Pierre Lévy : N’importe quel architecte le sait : une prison ne peut pas devenir une école parce qu’on aura remplacé les prisonniers par des élèves. L’architecture du bâtiment n’est pas conçue pour ça. (…)
Pour l’Union européenne, ce n’est donc pas juste une question de mauvaises politiques qui sont menées. Ce sont les mécanismes mêmes de l’UE qui constituent une sorte de levier pour que l’action collective de la classe dominante soit multipliée et présentée comme irréversible. (…)
Les pays européens n’ont-ils donc aucun intérêt à s’unir ?
Pierre Lévy : Certes, ils ont tout intérêt à maintenir et à développer de bonnes relations. Mais pourquoi devraient-ils vivre avec des institutions intégrées qui laissent de côté les pays des autres continents ? (…)

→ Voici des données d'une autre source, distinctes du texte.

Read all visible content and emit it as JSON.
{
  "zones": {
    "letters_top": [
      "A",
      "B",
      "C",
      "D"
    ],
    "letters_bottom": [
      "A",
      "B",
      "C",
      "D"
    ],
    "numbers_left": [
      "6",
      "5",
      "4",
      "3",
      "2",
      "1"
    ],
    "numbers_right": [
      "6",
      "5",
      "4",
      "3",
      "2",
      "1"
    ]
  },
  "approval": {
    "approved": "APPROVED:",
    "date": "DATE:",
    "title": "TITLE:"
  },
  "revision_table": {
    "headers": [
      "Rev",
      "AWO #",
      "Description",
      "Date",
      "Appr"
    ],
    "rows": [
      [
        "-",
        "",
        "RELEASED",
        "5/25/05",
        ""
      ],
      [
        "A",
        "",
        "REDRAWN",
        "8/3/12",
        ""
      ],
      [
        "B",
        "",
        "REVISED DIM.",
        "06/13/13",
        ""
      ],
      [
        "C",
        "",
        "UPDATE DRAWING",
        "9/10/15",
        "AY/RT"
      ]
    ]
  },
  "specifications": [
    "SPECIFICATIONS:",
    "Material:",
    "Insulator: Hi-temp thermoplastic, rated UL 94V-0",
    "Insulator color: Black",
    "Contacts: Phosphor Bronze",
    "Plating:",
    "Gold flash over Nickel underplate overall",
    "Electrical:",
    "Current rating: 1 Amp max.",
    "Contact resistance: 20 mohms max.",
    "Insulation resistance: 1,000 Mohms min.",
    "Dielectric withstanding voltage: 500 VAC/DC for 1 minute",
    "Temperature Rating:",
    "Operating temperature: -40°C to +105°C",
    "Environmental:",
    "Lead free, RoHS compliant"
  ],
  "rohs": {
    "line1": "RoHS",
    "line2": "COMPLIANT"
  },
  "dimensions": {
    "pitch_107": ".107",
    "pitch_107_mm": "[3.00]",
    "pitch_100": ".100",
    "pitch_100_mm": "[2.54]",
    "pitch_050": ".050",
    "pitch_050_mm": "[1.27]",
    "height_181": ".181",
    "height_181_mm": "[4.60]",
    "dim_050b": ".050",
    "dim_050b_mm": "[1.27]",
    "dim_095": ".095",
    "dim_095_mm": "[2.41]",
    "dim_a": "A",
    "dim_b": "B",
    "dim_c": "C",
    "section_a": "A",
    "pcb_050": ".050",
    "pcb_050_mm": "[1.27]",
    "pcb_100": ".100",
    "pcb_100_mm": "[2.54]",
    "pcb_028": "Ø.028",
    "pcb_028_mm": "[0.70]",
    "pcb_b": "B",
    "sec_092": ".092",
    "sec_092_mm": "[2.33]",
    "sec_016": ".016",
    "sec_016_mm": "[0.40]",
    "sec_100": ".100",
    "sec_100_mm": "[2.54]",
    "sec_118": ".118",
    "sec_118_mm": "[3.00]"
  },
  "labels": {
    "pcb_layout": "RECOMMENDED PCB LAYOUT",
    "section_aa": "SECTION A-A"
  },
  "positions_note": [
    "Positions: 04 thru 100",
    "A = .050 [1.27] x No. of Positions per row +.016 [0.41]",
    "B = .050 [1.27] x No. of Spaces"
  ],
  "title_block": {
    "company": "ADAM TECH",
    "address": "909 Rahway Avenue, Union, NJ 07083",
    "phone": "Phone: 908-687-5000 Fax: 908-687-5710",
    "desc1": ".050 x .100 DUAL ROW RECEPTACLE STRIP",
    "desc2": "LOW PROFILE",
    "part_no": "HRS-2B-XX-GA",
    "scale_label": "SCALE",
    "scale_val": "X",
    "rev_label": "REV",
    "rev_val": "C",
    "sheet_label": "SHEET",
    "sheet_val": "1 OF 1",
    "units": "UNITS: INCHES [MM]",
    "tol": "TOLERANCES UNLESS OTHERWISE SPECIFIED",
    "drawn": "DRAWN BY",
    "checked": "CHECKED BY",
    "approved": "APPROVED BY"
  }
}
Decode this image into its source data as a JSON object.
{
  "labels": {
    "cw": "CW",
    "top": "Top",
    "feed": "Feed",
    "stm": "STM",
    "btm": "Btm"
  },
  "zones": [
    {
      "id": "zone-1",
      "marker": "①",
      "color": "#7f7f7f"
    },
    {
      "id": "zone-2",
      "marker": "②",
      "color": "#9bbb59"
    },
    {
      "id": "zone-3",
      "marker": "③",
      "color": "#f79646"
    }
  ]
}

Contrairement à ce qu’on prétend, l’UE ne nous permet pas de nous ouvrir, elle nous renferme. Par ailleurs, les solidarités de lutte doivent se construire au niveau européen, mais pas seulement. Elles doivent s’établir avec tous les peuples et toutes les luttes. On devrait, par exemple, beaucoup tirer de convergences de luttes avec les pays latino-américains.
Justement, les plus progressistes d’entre eux se sont unis à travers l’ALBA…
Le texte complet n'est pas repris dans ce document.